Quantum Pong
The canonical starter example — a Pong game where balls enter quantum superposition when they pass through a quantum zone.
Overview
When a ball enters the quantum zone (center of the field), it splits into two entangled balls. Both exist as quantum ghosts — semi-transparent — until one exits the field and is measured. Measurement collapses both balls: one scores, the other vanishes.

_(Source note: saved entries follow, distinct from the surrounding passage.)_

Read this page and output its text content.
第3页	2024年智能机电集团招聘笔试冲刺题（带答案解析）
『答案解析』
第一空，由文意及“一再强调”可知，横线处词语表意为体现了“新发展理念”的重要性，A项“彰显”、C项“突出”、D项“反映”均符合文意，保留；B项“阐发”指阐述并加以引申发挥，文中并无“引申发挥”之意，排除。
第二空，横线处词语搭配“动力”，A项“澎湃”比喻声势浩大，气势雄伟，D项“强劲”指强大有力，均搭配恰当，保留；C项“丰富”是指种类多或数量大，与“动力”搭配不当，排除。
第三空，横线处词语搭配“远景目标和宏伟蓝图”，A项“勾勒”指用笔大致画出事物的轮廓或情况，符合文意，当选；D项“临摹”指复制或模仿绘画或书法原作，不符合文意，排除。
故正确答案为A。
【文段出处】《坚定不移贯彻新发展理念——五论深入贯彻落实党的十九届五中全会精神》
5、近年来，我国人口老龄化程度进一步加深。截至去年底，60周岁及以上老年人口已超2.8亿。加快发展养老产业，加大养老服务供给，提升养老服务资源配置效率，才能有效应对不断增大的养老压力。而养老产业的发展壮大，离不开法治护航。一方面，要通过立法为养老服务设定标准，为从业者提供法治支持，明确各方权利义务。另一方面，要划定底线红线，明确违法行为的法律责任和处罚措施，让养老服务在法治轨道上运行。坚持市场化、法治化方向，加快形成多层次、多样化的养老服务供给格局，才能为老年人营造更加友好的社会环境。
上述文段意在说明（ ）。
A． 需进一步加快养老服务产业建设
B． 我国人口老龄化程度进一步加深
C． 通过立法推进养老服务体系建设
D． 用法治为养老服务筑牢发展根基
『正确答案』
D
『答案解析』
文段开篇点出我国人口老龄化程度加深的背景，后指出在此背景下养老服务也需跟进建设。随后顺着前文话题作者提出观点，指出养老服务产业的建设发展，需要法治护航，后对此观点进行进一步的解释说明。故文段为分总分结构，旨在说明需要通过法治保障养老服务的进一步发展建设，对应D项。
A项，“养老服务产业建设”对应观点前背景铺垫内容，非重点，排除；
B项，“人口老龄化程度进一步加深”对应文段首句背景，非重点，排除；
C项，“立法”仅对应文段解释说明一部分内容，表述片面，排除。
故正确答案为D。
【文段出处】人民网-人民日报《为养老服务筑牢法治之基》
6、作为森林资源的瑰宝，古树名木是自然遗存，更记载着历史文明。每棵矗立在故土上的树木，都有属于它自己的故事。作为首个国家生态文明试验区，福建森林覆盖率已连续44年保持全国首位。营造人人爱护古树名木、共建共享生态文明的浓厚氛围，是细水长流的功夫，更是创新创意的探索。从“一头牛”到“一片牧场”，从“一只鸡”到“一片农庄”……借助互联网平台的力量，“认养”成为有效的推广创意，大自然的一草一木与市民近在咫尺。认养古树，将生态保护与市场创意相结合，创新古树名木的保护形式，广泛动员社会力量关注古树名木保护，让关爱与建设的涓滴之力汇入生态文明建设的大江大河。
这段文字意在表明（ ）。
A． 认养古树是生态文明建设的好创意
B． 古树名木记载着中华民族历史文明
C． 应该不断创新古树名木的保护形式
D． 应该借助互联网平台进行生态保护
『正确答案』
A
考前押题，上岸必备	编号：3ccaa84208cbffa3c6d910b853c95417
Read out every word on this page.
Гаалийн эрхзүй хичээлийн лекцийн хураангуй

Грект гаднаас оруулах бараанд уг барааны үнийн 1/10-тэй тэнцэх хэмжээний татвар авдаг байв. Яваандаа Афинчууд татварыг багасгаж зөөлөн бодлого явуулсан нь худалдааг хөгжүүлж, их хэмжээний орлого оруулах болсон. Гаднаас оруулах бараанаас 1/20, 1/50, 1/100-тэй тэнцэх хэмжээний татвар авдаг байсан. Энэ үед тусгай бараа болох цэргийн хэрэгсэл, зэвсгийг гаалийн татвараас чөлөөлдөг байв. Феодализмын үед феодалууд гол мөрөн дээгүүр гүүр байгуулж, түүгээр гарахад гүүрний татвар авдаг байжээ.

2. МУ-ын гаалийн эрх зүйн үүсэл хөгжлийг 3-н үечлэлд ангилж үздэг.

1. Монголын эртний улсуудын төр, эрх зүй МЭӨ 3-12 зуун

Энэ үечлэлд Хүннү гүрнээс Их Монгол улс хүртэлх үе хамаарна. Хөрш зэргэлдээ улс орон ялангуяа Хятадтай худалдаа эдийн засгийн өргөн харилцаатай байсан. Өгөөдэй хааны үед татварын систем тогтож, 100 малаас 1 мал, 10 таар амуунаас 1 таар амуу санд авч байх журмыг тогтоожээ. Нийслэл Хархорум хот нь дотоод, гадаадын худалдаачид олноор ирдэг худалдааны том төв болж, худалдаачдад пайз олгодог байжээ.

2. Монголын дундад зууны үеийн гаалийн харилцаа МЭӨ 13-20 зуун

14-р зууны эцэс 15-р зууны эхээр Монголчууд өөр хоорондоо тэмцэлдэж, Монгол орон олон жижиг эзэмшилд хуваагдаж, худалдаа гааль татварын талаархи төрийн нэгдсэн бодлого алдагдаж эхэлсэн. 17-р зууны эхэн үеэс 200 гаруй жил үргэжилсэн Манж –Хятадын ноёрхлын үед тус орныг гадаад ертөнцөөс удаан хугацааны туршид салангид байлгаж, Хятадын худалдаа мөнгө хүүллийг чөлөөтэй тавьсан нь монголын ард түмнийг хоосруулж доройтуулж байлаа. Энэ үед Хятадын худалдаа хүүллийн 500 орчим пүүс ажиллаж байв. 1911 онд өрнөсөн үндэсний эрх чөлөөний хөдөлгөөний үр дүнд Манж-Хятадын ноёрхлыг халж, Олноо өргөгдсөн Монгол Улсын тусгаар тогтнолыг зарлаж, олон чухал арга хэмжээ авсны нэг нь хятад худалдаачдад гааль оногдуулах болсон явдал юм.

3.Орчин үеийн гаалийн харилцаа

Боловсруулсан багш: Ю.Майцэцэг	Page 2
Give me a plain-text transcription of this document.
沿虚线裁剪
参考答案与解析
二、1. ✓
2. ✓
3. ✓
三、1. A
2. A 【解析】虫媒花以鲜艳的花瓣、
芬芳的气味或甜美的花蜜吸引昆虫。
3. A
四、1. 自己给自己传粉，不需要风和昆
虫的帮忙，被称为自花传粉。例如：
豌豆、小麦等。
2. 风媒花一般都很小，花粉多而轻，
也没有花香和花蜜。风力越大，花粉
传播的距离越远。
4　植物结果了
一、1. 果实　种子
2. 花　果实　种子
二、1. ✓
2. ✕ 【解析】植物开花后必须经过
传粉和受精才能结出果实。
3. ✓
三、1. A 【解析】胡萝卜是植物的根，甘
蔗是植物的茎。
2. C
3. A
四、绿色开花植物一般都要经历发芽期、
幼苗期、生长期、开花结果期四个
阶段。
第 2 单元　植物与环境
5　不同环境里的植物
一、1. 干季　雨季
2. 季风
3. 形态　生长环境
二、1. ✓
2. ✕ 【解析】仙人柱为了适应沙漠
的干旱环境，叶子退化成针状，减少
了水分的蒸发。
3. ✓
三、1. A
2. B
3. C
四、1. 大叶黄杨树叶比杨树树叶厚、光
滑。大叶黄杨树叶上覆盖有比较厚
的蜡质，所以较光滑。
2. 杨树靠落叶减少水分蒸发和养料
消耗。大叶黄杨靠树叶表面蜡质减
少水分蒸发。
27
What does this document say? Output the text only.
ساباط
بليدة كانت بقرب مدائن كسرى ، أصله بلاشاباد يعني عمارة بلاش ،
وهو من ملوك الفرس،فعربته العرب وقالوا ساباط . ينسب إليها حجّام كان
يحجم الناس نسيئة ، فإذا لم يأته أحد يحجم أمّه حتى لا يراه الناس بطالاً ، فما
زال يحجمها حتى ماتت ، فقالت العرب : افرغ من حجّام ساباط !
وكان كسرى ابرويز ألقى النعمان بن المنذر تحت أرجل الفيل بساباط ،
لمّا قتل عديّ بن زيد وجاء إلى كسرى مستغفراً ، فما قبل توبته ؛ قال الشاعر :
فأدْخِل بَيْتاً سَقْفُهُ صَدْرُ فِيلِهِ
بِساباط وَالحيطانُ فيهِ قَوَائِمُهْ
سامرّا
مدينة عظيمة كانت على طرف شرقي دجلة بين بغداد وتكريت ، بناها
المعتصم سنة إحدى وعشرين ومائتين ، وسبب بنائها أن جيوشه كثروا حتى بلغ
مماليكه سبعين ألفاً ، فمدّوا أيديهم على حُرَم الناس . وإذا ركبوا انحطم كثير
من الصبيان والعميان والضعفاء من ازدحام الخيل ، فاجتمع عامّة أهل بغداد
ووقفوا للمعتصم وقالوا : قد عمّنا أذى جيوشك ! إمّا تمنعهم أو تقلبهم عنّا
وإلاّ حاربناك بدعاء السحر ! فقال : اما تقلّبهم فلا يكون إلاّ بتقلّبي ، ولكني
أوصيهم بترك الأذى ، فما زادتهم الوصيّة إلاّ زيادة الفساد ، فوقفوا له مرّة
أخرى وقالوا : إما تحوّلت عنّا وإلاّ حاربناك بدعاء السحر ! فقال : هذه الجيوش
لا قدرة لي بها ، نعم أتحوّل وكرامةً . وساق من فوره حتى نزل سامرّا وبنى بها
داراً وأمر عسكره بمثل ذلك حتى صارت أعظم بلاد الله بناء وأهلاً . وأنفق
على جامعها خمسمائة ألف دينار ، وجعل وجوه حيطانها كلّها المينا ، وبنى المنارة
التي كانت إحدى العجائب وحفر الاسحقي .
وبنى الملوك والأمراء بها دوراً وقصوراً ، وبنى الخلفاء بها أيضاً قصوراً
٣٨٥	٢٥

Players can bias which ball survives by applying phase rotations via a paddle-mounted phase dial.
Quantum Mechanics Used
| Mechanism | Gate | Game Effect |
|---|---|---|
| Entangle-split | cycle + iSwap(0.5) | Ball splits into correlated pair |
| Quantum-split | iSwap(0.5) on existing | Already-quantum ball splits again |
| Phase rotation | clock(fraction) | Paddle dial biases survival probability |
| Existence probability | probabilities() | Ghost opacity reflects quantum state |
| Relative phase | reduced_density_matrix() | Phase dial display |
| Measurement | measureProperties() | Scoring — collapses to exists/ghost |
| Pooling | releaseProperty() | Reset measured balls for reuse |
Registry
QuantumRegistry extends QuantumPropertyManager with five operations:
class QuantumRegistry extends QuantumPropertyManager {
constructor(logger?: LoggerInterface) {
super({ dimension: 2, logger });
}
entangleSplit(originalId: string, newId: string): void {
const prop1 = this.acquireProperty();
const prop2 = this.acquireProperty();
this.cycle(prop1); // |1⟩ (exists)
this.iSwap(prop1, prop2, 0.5); // entangle
this.setProperty(originalId, prop1);
this.setProperty(newId, prop2);
}
quantumSplit(originalId: string, newId: string): boolean {
const prop1 = this.getProperty(originalId);
if (!prop1) return false;
const prop2 = this.acquireProperty();
try {
this.iSwap(prop1, prop2, 0.5);
} catch {
this.releaseProperty(prop2, 0);
return false;
}
this.setProperty(newId, prop2);
return true;
}
applyPhase(id: string, fraction: number): void {
const prop = this.getProperty(id);
if (!prop) return;
this.clock(prop, fraction);
}
getExistenceProbability(id: string): number {
const prop = this.getProperty(id);
if (!prop) return 1.0;
const results = this.getModule().probabilities([prop]);
for (const r of results) {
if (r.qudit_values[0] === 1) return r.probability;
}
return 0;
}
measureExistence(id: string): number {
const prop = this.getProperty(id);
if (!prop) return 1;
const [value] = this.measureProperties([prop]);
this.deleteProperty(id);
this.releaseProperty(prop, value);
return value;
}
}Key Design Patterns
Entangle-Split as Core Mechanic
The quantum zone is a spatial trigger. When a classical ball crosses the threshold:
- Two properties are acquired (from pool if possible)
- One is cycled to
|1⟩, the other stays at|0⟩ iSwap(0.5)entangles them into(|10⟩ + i|01⟩)/√2- Both balls render at ~50% opacity
Phase as Player Skill
The phase dial on each paddle gives players a way to influence quantum outcomes. Applying clock(fraction) rotates the relative phase between entangled balls. When the next iSwap occurs, the phase bias redistributes probability — so a skilled player can increase their scoring chance.
Measurement as Drama
The moment of measurement is the highest-drama event in the game. The player doesn't know which ball will score until it exits the field and gets measured. Ghost bursts (for |0⟩) and score bursts (for |1⟩) provide visual feedback.
Pooling for Sustainability
Every measured ball returns its property to the pool. This means the game can run indefinitely without hitting the qudit limit — there are always recycled properties available for the next entangle-split.
Source
framework/examples/quantum-pong/ — shipped with the framework, available as a template via npx quantum-forge init my-game --template quantum-pong.